At a Monday meeting of a Metro Mayors Caucus task force, several mayors said they fear that RTD’s financial prospects are so bleak that the airport, Gold Line and West Corridor trains could eat up so much of the agency’s revenues over the next 25 years that none would be left to complete other lines that would be built initially only as shortened “stubs.”
“What if everybody is at risk when we go to the ballot?” Aurora Mayor Ed Tauer asked as he offered the “third option” to two untenable alternatives: building the West, DIA and Gold Line trains while “nothing else gets built,” or “building one-third of everything.”
The Interstate 225 light-rail line in Aurora is one of the lines in danger of being shortened, along with the North Metro line to Thornton/Northglenn and the Northwest train to Boulder/Longmont. Light- rail extensions to Lone Tree and Highlands Ranch also are threatened.
If the Regional Transportation District pushes ahead with plans to build the West light-rail line to Golden, the Denver International Airport line and the Gold Line, some residents in those corridors may have less incentive to back a tax increase that aims to ensure all FasTracks lines are built on time, say some mayors.
“We can’t put ourselves in a position where we get nothing,” said Thornton Mayor Erik Hansen, who is among those facing shortened lines.
RTD recently said it will cost $6.9 billion to build all FasTracks lines to their intended lengths by 2017, yet it expects to have only $4.7 billion in revenue to construct the project unless new money is raised.
The $2.2 billion funding gap could widen more if sales-tax trends continue.
RTD based its $4.7 billion in expected revenue on a forecast that sales-tax collections would decline 4.4 percent this year from 2008’s level. In January, RTD’s sales-and-use tax collections were down 13 percent from the same month a year ago.
RTD’s current 0.4 percent FasTracks sales-and-use tax would have to double to allow the agency to build all FasTracks lines by 2017, operate and maintain them, and service the billions of dollars in debt the agency will need to take on to build the system, according to a model presented to mayors Monday.
A vote in 2010 or later could mean planning for the DIA and Gold Line trains would be so far advanced that building regional support for a tax increase to complete remaining lines would be less likely, some mayors worry.
A new state law gives RTD’s board the authority to decide how much of a tax increase to seek and when to do so.

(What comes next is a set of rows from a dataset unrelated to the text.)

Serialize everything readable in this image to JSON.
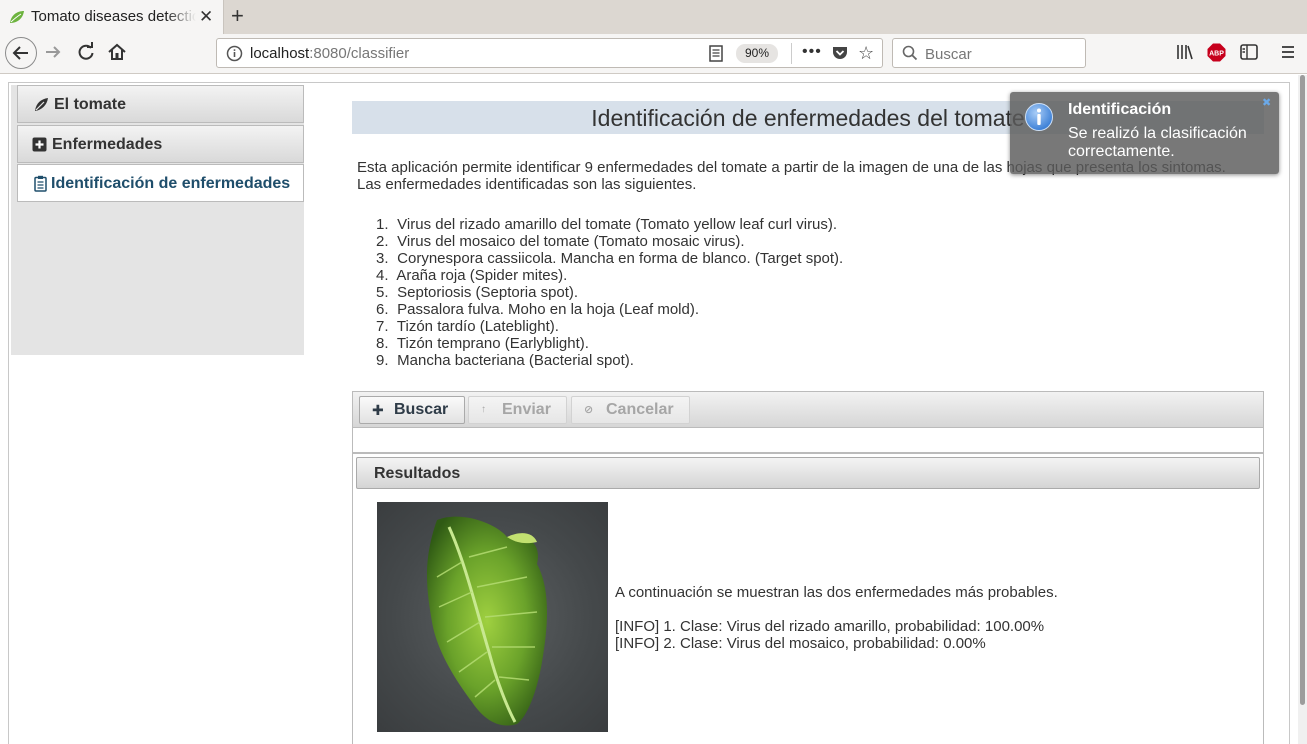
{
  "browser": {
    "tab_title": "Tomato diseases detection",
    "url_host": "localhost",
    "url_rest": ":8080/classifier",
    "zoom": "90%",
    "search_placeholder": "Buscar"
  },
  "sidebar": {
    "items": [
      {
        "label": "El tomate",
        "icon": "leaf-icon"
      },
      {
        "label": "Enfermedades",
        "icon": "plus-square-icon"
      },
      {
        "label": "Identificación de enfermedades",
        "icon": "clipboard-icon"
      }
    ],
    "active_index": 2
  },
  "main": {
    "title": "Identificación de enfermedades del tomate",
    "intro": "Esta aplicación permite identificar 9 enfermedades del tomate a partir de la imagen de una de las hojas que presenta los sintomas. Las enfermedades identificadas son las siguientes.",
    "diseases": [
      {
        "num": "1.",
        "text": "Virus del rizado amarillo del tomate (Tomato yellow leaf curl virus)."
      },
      {
        "num": "2.",
        "text": "Virus del mosaico del tomate (Tomato mosaic virus)."
      },
      {
        "num": "3.",
        "text": "Corynespora cassiicola. Mancha en forma de blanco. (Target spot)."
      },
      {
        "num": "4.",
        "text": "Araña roja (Spider mites)."
      },
      {
        "num": "5.",
        "text": "Septoriosis (Septoria spot)."
      },
      {
        "num": "6.",
        "text": "Passalora fulva. Moho en la hoja (Leaf mold)."
      },
      {
        "num": "7.",
        "text": "Tizón tardío (Lateblight)."
      },
      {
        "num": "8.",
        "text": "Tizón temprano (Earlyblight)."
      },
      {
        "num": "9.",
        "text": "Mancha bacteriana (Bacterial spot)."
      }
    ]
  },
  "upload": {
    "buscar": "Buscar",
    "enviar": "Enviar",
    "cancelar": "Cancelar"
  },
  "results": {
    "header": "Resultados",
    "lead": "A continuación se muestran las dos enfermedades más probables.",
    "line1": "[INFO] 1. Clase: Virus del rizado amarillo, probabilidad: 100.00%",
    "line2": "[INFO] 2. Clase: Virus del mosaico, probabilidad: 0.00%"
  },
  "notification": {
    "title": "Identificación",
    "message": "Se realizó la clasificación correctamente.",
    "icon": "info-icon"
  }
}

On Wednesday, the entire 38-member mayoral caucus will be briefed on options available to them, including a possible tax hike.

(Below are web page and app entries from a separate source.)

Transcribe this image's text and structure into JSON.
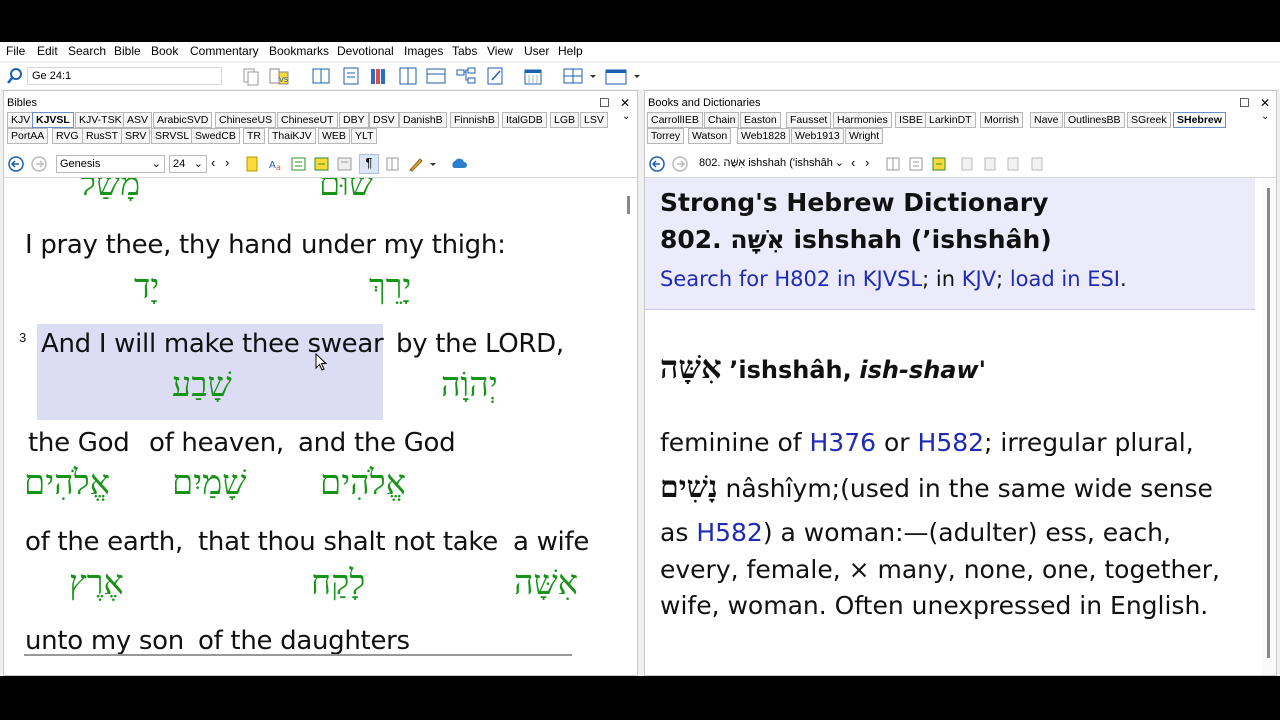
{
  "menu": [
    "File",
    "Edit",
    "Search",
    "Bible",
    "Book",
    "Commentary",
    "Bookmarks",
    "Devotional",
    "Images",
    "Tabs",
    "View",
    "User",
    "Help"
  ],
  "toolbar": {
    "reference_value": "Ge 24:1"
  },
  "bibles": {
    "title": "Bibles",
    "tabs_row1": [
      "KJV",
      "KJVSL",
      "KJV-TSK",
      "ASV",
      "ArabicSVD",
      "ChineseUS",
      "ChineseUT",
      "DBY",
      "DSV",
      "DanishB",
      "FinnishB",
      "ItalGDB",
      "LGB",
      "LSV"
    ],
    "tabs_row2": [
      "PortAA",
      "RVG",
      "RusST",
      "SRV",
      "SRVSL",
      "SwedCB",
      "TR",
      "ThaiKJV",
      "WEB",
      "YLT"
    ],
    "book": "Genesis",
    "chapter": "24",
    "text": {
      "l1_he_a": "מָשַׁל",
      "l1_he_b": "שׁוּם",
      "l2_en_a": "I pray thee, thy hand",
      "l2_en_b": "under my thigh:",
      "l2_he_a": "יָד",
      "l2_he_b": "יָרֵךְ",
      "verse_num": "3",
      "l3_en_a": "And I will make thee swear",
      "l3_en_b": "by the LORD,",
      "l3_he_a": "שָׁבַע",
      "l3_he_b": "יְהוָֹה",
      "l4_en_a": "the God",
      "l4_en_b": "of heaven,",
      "l4_en_c": "and the God",
      "l4_he_a": "אֱלֹהִים",
      "l4_he_b": "שָׁמַיִם",
      "l4_he_c": "אֱלֹהִים",
      "l5_en_a": "of the earth,",
      "l5_en_b": "that thou shalt not take",
      "l5_en_c": "a wife",
      "l5_he_a": "אֶרֶץ",
      "l5_he_b": "לָקַח",
      "l5_he_c": "אִשָּׁה",
      "l6_en_a": "unto my son",
      "l6_en_b": "of the daughters"
    }
  },
  "books": {
    "title": "Books and Dictionaries",
    "tabs_row1": [
      "CarrollIEB",
      "Chain",
      "Easton",
      "Fausset",
      "Harmonies",
      "ISBE",
      "LarkinDT",
      "Morrish",
      "Nave",
      "OutlinesBB",
      "SGreek",
      "SHebrew"
    ],
    "tabs_row2": [
      "Torrey",
      "Watson",
      "Web1828",
      "Web1913",
      "Wright"
    ],
    "entry_select": "802. אִשָּׁה ishshah ('ishshâh",
    "dict_title": "Strong's Hebrew Dictionary",
    "entry_heading": "802. אִשָּׁה ishshah (’ishshâh)",
    "search_link": "Search for H802 in KJVSL",
    "sep1": "; in",
    "kjv_link": "KJV",
    "sep2": ";",
    "esi_link": "load in ESI",
    "sep3": ".",
    "lemma_he": "אִשָּׁה",
    "lemma_translit": "’ishshâh,",
    "lemma_pron": "ish-shaw'",
    "def_a": "feminine of",
    "h376": "H376",
    "def_or": "or",
    "h582a": "H582",
    "def_b": "; irregular plural,",
    "plural_he": "נָשִׁים",
    "plural_translit": "nâshîym;(used in the same wide sense",
    "def_c": "as",
    "h582b": "H582",
    "def_d": ") a woman:—(adulter) ess, each,",
    "def_e": "every, female, × many, none, one, together,",
    "def_f": "wife, woman. Often unexpressed in English."
  },
  "colors": {
    "hebrew_green": "#179417",
    "link_blue": "#1f2bb5",
    "highlight": "#dcdcf5",
    "dict_header_bg": "#ebebfb"
  }
}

Support of the caucus is seen as critical to winning a tax increase and keeping RTD at the top of the list for federal money.

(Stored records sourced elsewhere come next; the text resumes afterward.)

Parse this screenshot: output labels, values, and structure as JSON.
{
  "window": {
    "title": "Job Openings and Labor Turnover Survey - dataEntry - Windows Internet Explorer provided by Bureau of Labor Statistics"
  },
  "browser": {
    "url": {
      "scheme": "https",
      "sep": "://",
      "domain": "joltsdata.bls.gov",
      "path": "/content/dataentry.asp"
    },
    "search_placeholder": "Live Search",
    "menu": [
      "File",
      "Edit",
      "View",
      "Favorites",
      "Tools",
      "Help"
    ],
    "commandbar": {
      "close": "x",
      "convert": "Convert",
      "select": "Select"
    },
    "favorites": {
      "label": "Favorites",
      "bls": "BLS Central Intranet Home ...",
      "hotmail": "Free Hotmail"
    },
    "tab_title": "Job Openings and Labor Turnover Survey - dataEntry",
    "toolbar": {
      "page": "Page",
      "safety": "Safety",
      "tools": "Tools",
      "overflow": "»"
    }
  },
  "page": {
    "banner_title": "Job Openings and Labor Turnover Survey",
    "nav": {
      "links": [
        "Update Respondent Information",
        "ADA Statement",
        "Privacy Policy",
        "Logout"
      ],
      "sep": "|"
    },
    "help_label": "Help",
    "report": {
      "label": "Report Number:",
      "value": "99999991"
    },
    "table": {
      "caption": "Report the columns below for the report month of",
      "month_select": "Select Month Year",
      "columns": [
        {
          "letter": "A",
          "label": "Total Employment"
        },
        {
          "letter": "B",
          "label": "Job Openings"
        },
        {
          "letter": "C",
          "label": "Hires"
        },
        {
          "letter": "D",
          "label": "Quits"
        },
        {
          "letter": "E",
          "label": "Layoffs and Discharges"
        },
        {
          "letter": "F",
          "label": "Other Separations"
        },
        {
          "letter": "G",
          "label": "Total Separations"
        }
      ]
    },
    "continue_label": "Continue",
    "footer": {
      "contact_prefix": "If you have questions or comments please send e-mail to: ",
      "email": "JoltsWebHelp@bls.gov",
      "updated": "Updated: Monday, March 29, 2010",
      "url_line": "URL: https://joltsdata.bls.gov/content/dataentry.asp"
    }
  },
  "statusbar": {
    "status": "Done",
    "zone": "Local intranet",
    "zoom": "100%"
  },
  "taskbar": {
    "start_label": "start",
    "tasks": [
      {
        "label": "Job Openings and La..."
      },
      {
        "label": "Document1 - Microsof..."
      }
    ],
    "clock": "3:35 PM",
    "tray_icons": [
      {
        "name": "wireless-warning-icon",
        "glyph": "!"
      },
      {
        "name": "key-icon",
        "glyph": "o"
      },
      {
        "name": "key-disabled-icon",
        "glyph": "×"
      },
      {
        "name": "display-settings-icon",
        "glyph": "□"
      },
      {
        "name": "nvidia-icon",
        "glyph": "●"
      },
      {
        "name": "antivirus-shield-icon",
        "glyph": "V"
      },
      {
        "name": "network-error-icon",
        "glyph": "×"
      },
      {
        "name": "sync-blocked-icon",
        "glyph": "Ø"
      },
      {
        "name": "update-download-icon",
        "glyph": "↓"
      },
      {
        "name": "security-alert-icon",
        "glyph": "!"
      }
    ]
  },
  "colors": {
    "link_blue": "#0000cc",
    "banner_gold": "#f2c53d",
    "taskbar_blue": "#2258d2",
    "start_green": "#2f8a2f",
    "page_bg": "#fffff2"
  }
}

The West light-rail line to Golden has received a commitment of $308 million from the Federal Transit Administration.
Tauer’s plan calls for slowing or “phasing” the effort to bid for $1 billion in federal money for the DIA and Gold Line trains and an equal amount of private financing from companies interested in building and operating the two lines.
If plans for those lines are “phased” and a vote on a sales-tax increase fails, it will force RTD and local officials to make some difficult choices.
The grant of federal money is predicated on ridership expected from completed lines to DIA and Arvada/Wheat Ridge, said FasTracks planner Julie Skeen.
“Either we do shorter versions of everything without federal money,” she said, or assume the full buildout of lines to DIA and Arvada/Wheat Ridge and shorter versions of others.